The Pricing Lab tariff tracker at Harvard, alongside a paper published by Alberto Cavallo, supports the claim that prices are on the rise, whether the goods are domestically produced or imported. Figure 1 displays retail price data from five large U.S. retailers broken into domestic and imported categories and normalized to 1, representing the first observation date. Also shown is the pre-tariff trendline from January 2024 until March 2025, which marked the imposition of large-scale tariffs on China, Canada, and Mexico. In the immediate aftermath, retail prices of both imported and domestic prices rose and broke the downward trend. Imported products cost 5 percent more, and domestic products cost 3 percent more, than they otherwise would without President Trump’s tariffs. Figure 2 goes a step further and differentiates domestic goods that are directly or indirectly impacted by tariffs. While directly impacted goods clearly had a sharper price hike, indirectly impacted domestic goods still rose from pre-tariff trends, albeit at a slower and less substantial pace.

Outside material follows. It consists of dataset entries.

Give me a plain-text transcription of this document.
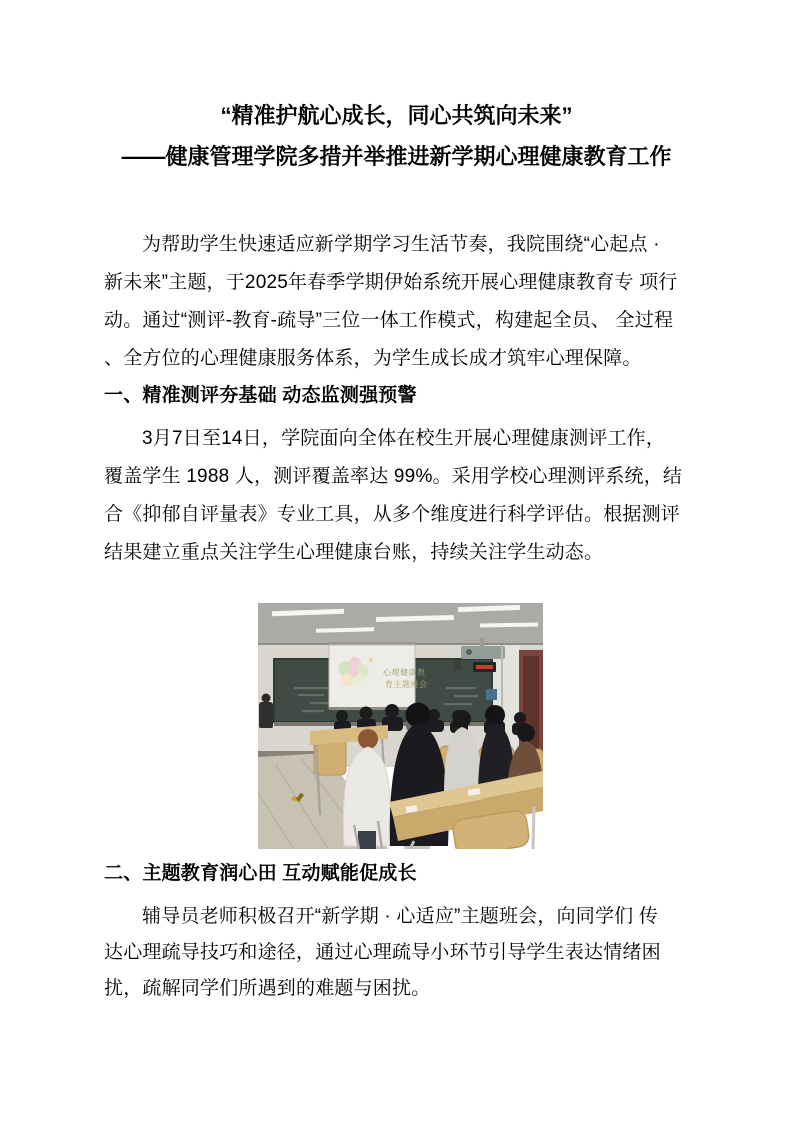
“精准护航心成长，同心共筑向未来”
——健康管理学院多措并举推进新学期心理健康教育工作
为帮助学生快速适应新学期学习生活节奏，我院围绕“心起点 ·
新未来”主题，于2025年春季学期伊始系统开展心理健康教育专 项行
动。通过“测评-教育-疏导”三位一体工作模式，构建起全员、 全过程
、全方位的心理健康服务体系，为学生成长成才筑牢心理保障。
一、精准测评夯基础 动态监测强预警
3月7日至14日，学院面向全体在校生开展心理健康测评工作，
覆盖学生 1988 人，测评覆盖率达 99%。采用学校心理测评系统，结
合《抑郁自评量表》专业工具，从多个维度进行科学评估。根据测评
结果建立重点关注学生心理健康台账，持续关注学生动态。
心理健康教
育主题班会
二、主题教育润心田 互动赋能促成长
辅导员老师积极召开“新学期 · 心适应”主题班会，向同学们 传
达心理疏导技巧和途径，通过心理疏导小环节引导学生表达情绪困
扰，疏解同学们所遇到的难题与困扰。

Looking Ahead: That domestic firms are charging higher prices is a feature and not a bug of tariff policy. As is widely discussed, tariffs raise the cost of foreign inputs, which eventually hits U.S. consumers unless firms shift to domestic sources. Tariffs also protect the profit margins of U.S. manufacturers that can afford to worry less about competitive prices from foreign firms. The data coming in are beginning to align with orthodox economic theory, which does not bode well for economic growth, inflation, and the prospect of hastened interest rate cuts. The U.S. economy will not only have to deal with direct tariff costs – estimated to be over $380 billion annually, according to the Shipment – but also higher prices from U.S. producers that might go under the radar. These price hikes won’t be picked up as additional government revenue and therefore won’t be touted by the administration, which appears to be otherwise proud of having taken in record import tax revenue. The surprise PPI data will also put Federal Reserve Chairman Powell in a sticky situation when deciding whether to cut interest rates in September, as he will have to balance stubborn CPI, rising PPI, and a weaker job market. For now, markets expect an 85-percent chance of a 25-basis point cut (down from 95 percent a week ago) and a 15-percent chance rates remain the same (up from 0 percent a week ago). Chairman Powell will likely provide insight into his thinking when he speaks tomorrow at the annual economic policy symposium.

Figure 1: U.S. Retail Price Indices With Pre-tariff Trends – Domestic vs. Imported

Figure 2: Daily Price Indices for Different Good Categories

An Update on the European Union Trade Deal

What’s Happening: The White House and European Commission released a joint statement today on the agreed-upon terms of the U.S.-EU trade deal.

Why It Matters: As the Shipment noted on July 31, the previous trade deal factsheets of the United States and the European Union did not align with one another, with numerous differences on what would actually be addressed regarding tariffs, non-tariff barriers, and investments. Today’s joint statement provides a much more unified framework that more closely resembles the original EU factsheet, with only a few minor tweaks and additions.

Looking Ahead: This trade agreement will still require a majority of EU countries to ratify it, so it may be months or years before a final, binding trade deal is complete. The new statement sheds light on what a final deal might look like, however, and provides a bit more hope that a formal end to this trade war can be declared, even if higher U.S. trade barriers will remain in place.